It's also pretty trivial to run the program. Maybe it's different in other projects, but I'm pretty sure in OpenBSD you're encouraged to actually test the code, not just ship it because it compiles. There's 2 programs in OpenBSD's base that don't abort on the pledge call failing, they're both shells, and they don't fail quietly.
You don't see an issue with needing to write and maintain a verification script for something that is essentially a solved problem? Why add more development runtime overhead? What do string-based flags get you that bit-based don't?

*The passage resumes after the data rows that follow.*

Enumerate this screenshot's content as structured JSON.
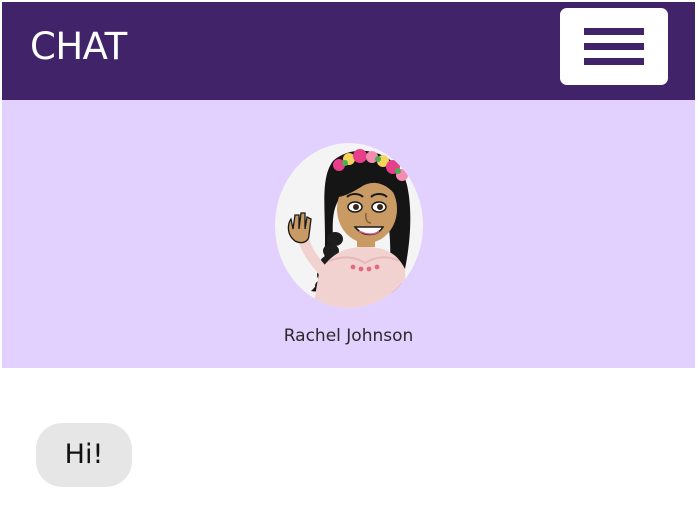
{
  "header": {
    "title": "CHAT",
    "menu_icon": "hamburger-menu-icon"
  },
  "profile": {
    "name": "Rachel Johnson",
    "avatar_icon": "bitmoji-avatar"
  },
  "messages": [
    {
      "text": "Hi!"
    }
  ],
  "colors": {
    "header_bg": "#41236a",
    "profile_band_bg": "#e2d0ff",
    "bubble_bg": "#e6e6e6"
  }
}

Makes it easier to add a pledge interface to other languages with having to keep chasing bit flag changes, ie. there's been several new promises add since 2015 but the OpenBSD::Pledge perl module hasn't needed to change.
And really, unless you're using pledge wrong, ie. by using it outside of the startup path and/or not checking the return value, what does compile-time checking get you?

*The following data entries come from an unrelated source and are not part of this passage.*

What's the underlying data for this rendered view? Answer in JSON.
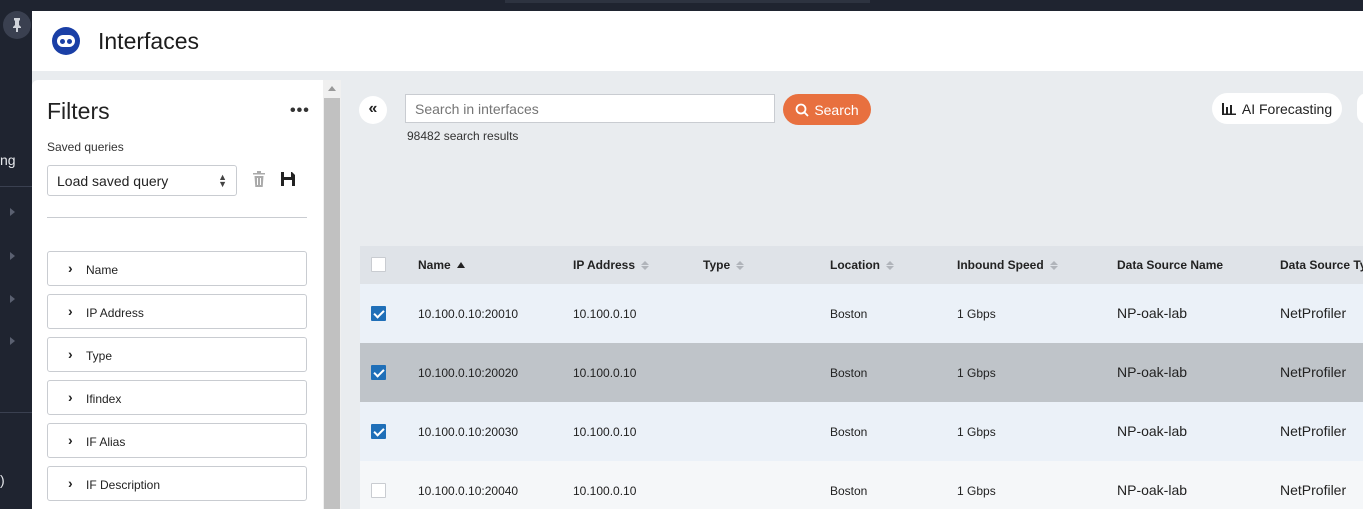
{
  "app": {
    "page_title": "Interfaces",
    "rail_fragments": [
      "ng",
      ")"
    ]
  },
  "filters": {
    "title": "Filters",
    "more_label": "•••",
    "saved_queries_label": "Saved queries",
    "saved_query_select": "Load saved query",
    "facets": [
      "Name",
      "IP Address",
      "Type",
      "Ifindex",
      "IF Alias",
      "IF Description"
    ]
  },
  "search": {
    "placeholder": "Search in interfaces",
    "button_label": "Search",
    "results_count": "98482 search results",
    "ai_forecasting_label": "AI Forecasting"
  },
  "table": {
    "columns": [
      "Name",
      "IP Address",
      "Type",
      "Location",
      "Inbound Speed",
      "Data Source Name",
      "Data Source Ty"
    ],
    "rows": [
      {
        "checked": true,
        "name": "10.100.0.10:20010",
        "ip": "10.100.0.10",
        "type": "",
        "location": "Boston",
        "speed": "1 Gbps",
        "ds_name": "NP-oak-lab",
        "ds_type": "NetProfiler"
      },
      {
        "checked": true,
        "name": "10.100.0.10:20020",
        "ip": "10.100.0.10",
        "type": "",
        "location": "Boston",
        "speed": "1 Gbps",
        "ds_name": "NP-oak-lab",
        "ds_type": "NetProfiler"
      },
      {
        "checked": true,
        "name": "10.100.0.10:20030",
        "ip": "10.100.0.10",
        "type": "",
        "location": "Boston",
        "speed": "1 Gbps",
        "ds_name": "NP-oak-lab",
        "ds_type": "NetProfiler"
      },
      {
        "checked": false,
        "name": "10.100.0.10:20040",
        "ip": "10.100.0.10",
        "type": "",
        "location": "Boston",
        "speed": "1 Gbps",
        "ds_name": "NP-oak-lab",
        "ds_type": "NetProfiler"
      }
    ]
  },
  "colors": {
    "accent": "#e8703f",
    "brand": "#1a3fa6",
    "checkbox": "#1f6fb8"
  }
}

Nope, I really don't. I don't fear strings in code because I have to run verification scripts on whatever config format we end up using or you get stuff like [1]. Its just another part of the compile process once setup, and their reasoning was sound[2], so why stress. Heck, the script isn't even complicated.

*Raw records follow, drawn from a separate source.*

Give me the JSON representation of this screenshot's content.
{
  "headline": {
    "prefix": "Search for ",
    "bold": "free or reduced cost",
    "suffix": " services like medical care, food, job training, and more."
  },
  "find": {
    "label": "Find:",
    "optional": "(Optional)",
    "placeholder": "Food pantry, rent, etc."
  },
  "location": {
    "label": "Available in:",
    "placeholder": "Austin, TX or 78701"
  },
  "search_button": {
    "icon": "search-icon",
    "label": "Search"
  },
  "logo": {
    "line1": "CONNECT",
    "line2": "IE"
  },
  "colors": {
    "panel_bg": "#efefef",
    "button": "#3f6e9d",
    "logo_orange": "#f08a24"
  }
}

Now, at a language level, would I like the C committee to start looking at some of these things? Yes, but why bother hoping for miracles.
If I’m not mistaken, you can even have the best of both worlds in languages with proper macro support (I’m sure you know which lang I‘m talking about): The Macro call can take the string input and „desugar“ it into bitmasks / function calls / whatever you need at compile time. Then you have:
Just reading Ted‘s blog post gave me an idea how lang-specific libraries / (thin-layer) abstractions (or simply additional magic helper functionality) can improve upon legacy API designs (e.g. the GLX example) by using lang-specific functionality I never knew I‘d need or even cared about. Sometimes one can learn when you‘d never expect it. :D
Unless I‘m mistaken and misunderstood the whole thing, please correct me in that case.
I think the issue is that for most languages you have to update the libraries with the new constants for bit-wise operations and not for the string approach. Some languages would be fine, but this is multi-language in the end.